Now, we will add continuous features and create a new model using `ParallelBlock` class. We will create one block (like a branch) for continuous features and another one for categorical features and we will connect them. Note that this architecture is different than the ones above.

In [17]:
import os
import glob
import nvtabular as nvt
import merlin_models.tf as mm
from merlin.schema import ColumnSchema, Schema
from merlin.schema.io.tensorflow_metadata import TensorflowMetadata
from merlin.schema.tags import Tags, TagSet

In [18]:
INPUT_DATA_DIR = os.environ.get(
    "INPUT_DATA_DIR", os.path.expanduser("/workspace/data/movielens/")
)

In [19]:
SCHEMA_PATH = os.path.join(INPUT_DATA_DIR, 'ml-25m/train/schema.pbtxt')
schema = TensorflowMetadata.from_proto_text_file('/workspace/data/movielens/ml-25m/train/').to_merlin_schema()

In [20]:
schema = schema.without(['rating', 'title'])

In [21]:
schema.column_names

['movieId',
 'userId',
 'genres',
 'TE_movieId_rating',
 'userId_count',
 'rating_binary']

Note that  `TE_movieId_rating`,  and  `userId_count` are the continuous features.

In [22]:
con_schema = schema.select_by_tag(Tags.CONTINUOUS)
cat_schema = schema.select_by_tag(Tags.CATEGORICAL)

In [23]:
con_schema.column_names

['TE_movieId_rating', 'userId_count']

In [24]:
cat_schema.column_names

['movieId', 'userId', 'genres']

In [25]:
cont_block = mm.InputBlock(con_schema).connect(mm.MLPBlock([256, 64]))
cat_block = mm.InputBlock(cat_schema).connect(mm.MLPBlock([128, 64]))

body = mm.ParallelBlock({'continuous_block': cont_block, 'categorical_block': cat_block}, aggregation='concat')

model = body.connect(mm.BinaryClassificationTask("rating_binary"))

In [26]:
OUTPUT_DIR = os.environ.get("OUTPUT_DIR", "/workspace/data/movielens/ml-25m")
train_paths = glob.glob(os.path.join(OUTPUT_DIR, "train/*.parquet"))
eval_paths = glob.glob(os.path.join(OUTPUT_DIR, "valid/*.parquet"))

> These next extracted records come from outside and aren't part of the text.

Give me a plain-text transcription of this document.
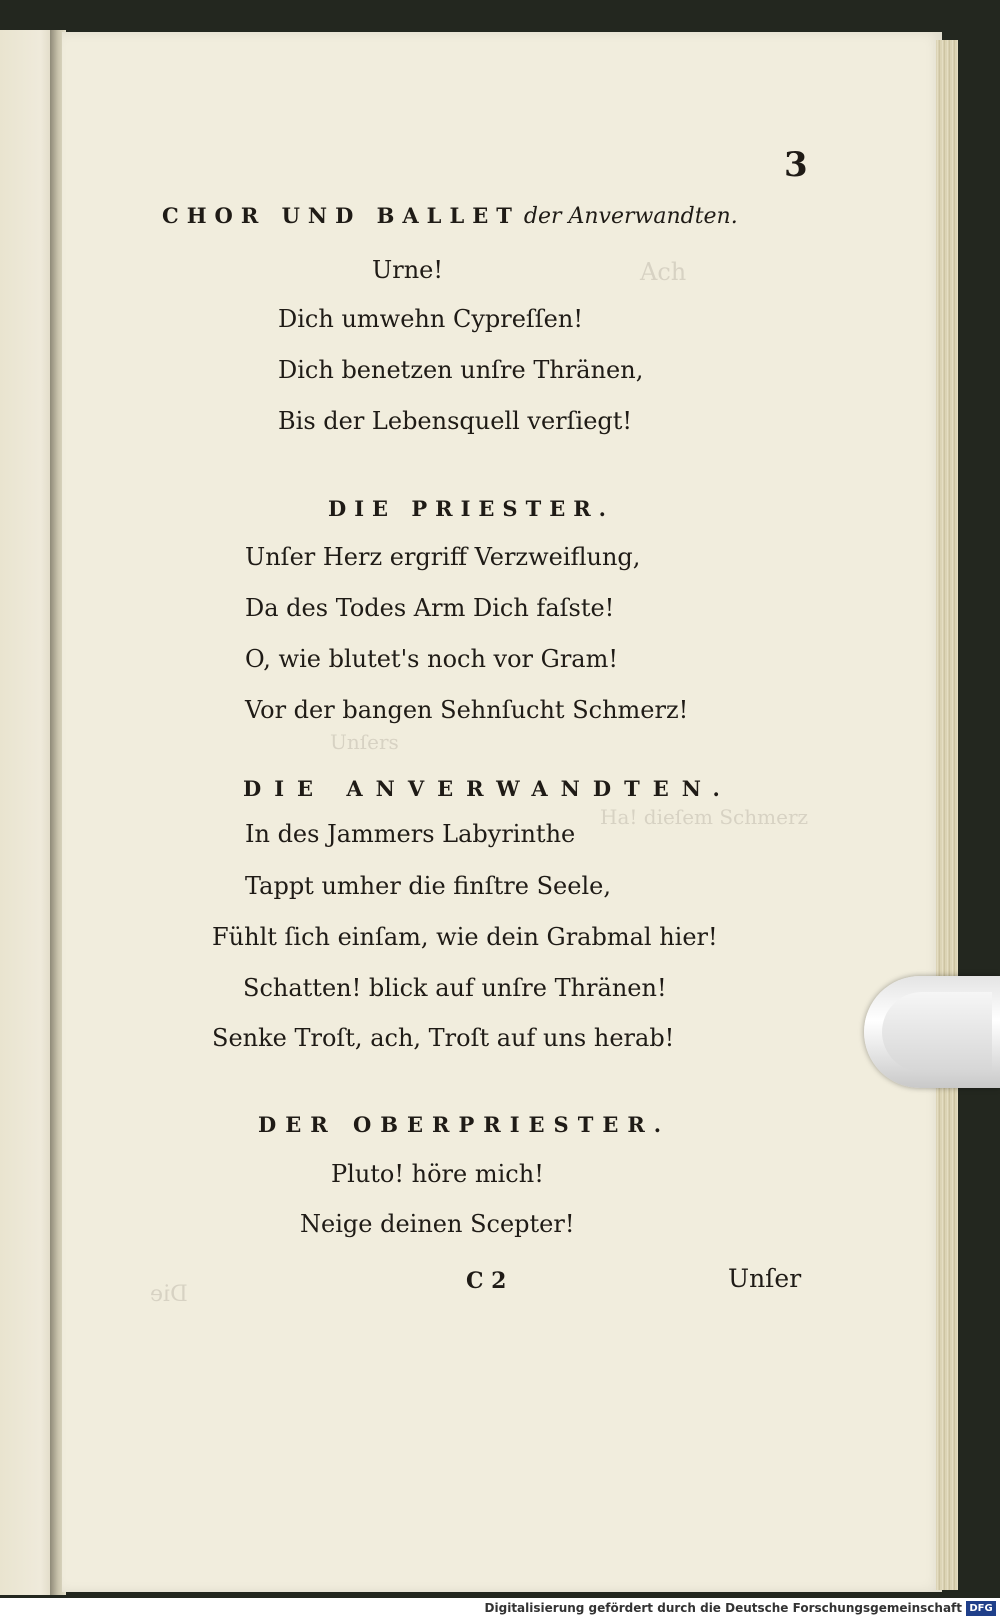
Ach
Ha! dieſem Schmerz
Unſers
Die
3
CHOR UND BALLET der Anverwandten.
Urne!
Dich umwehn Cypreſſen!
Dich benetzen unſre Thränen,
Bis der Lebensquell verſiegt!
DIE PRIESTER.
Unſer Herz ergriff Verzweiflung,
Da des Todes Arm Dich faſste!
O, wie blutet's noch vor Gram!
Vor der bangen Sehnſucht Schmerz!
DIE ANVERWANDTEN.
In des Jammers Labyrinthe
Tappt umher die finſtre Seele,
Fühlt ſich einſam, wie dein Grabmal hier!
Schatten! blick auf unſre Thränen!
Senke Troſt, ach, Troſt auf uns herab!
DER OBERPRIESTER.
Pluto! höre mich!
Neige deinen Scepter!
C 2	Unſer
Digitalisierung gefördert durch die Deutsche Forschungsgemeinschaft DFG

Notice below that this time our `x_cont_names` list is not empty.

In [27]:
import merlin_models.tf.dataset as tf_dataloader
def get_dataloader(paths_or_dataset, batch_size=4096, shuffle=True):
    dataloader = tf_dataloader.Dataset(
        paths_or_dataset,
        batch_size=batch_size,
        label_names=['rating_binary'],
        shuffle=shuffle,
        schema = schema,
    )
    return dataloader.map(lambda X, y: (X, tf.reshape(y, (-1,))))

In [28]:
import tensorflow as tf
model.compile(optimizer="adam", run_eagerly=False)

In [30]:
print('*'*20)
print("Launch training")
print('*'*20 + '\n')
train_loader = get_dataloader(nvt.Dataset(train_paths), shuffle=True) 
eval_loader = get_dataloader(nvt.Dataset(eval_paths), shuffle=False) 
losses = model.fit(train_loader, validation_data=eval_loader, epochs=1)

********************
Launch training
********************



2022-02-21 16:29:33.329018: W tensorflow/python/util/util.cc:368] Sets are not currently considered sequences, but this may change in the future, so consider avoiding using them.


Please report this to the TensorFlow team. When filing the bug, set the verbosity to 10 (on Linux, `export AUTOGRAPH_VERBOSITY=10`) and attach the full output.
Cause: annotated name 'output' can't be nonlocal (__autograph_generated_filei28804tf.py, line 36)
Please report this to the TensorFlow team. When filing the bug, set the verbosity to 10 (on Linux, `export AUTOGRAPH_VERBOSITY=10`) and attach the full output.
Cause: annotated name 'output' can't be nonlocal (__autograph_generated_filei28804tf.py, line 36)


Like that we can easily build `BinaryClasificationTask` models with Merlin Models library in couple of lines. For more advanced ranking examples, please visit `ranking` folder and explore the other example notebooks.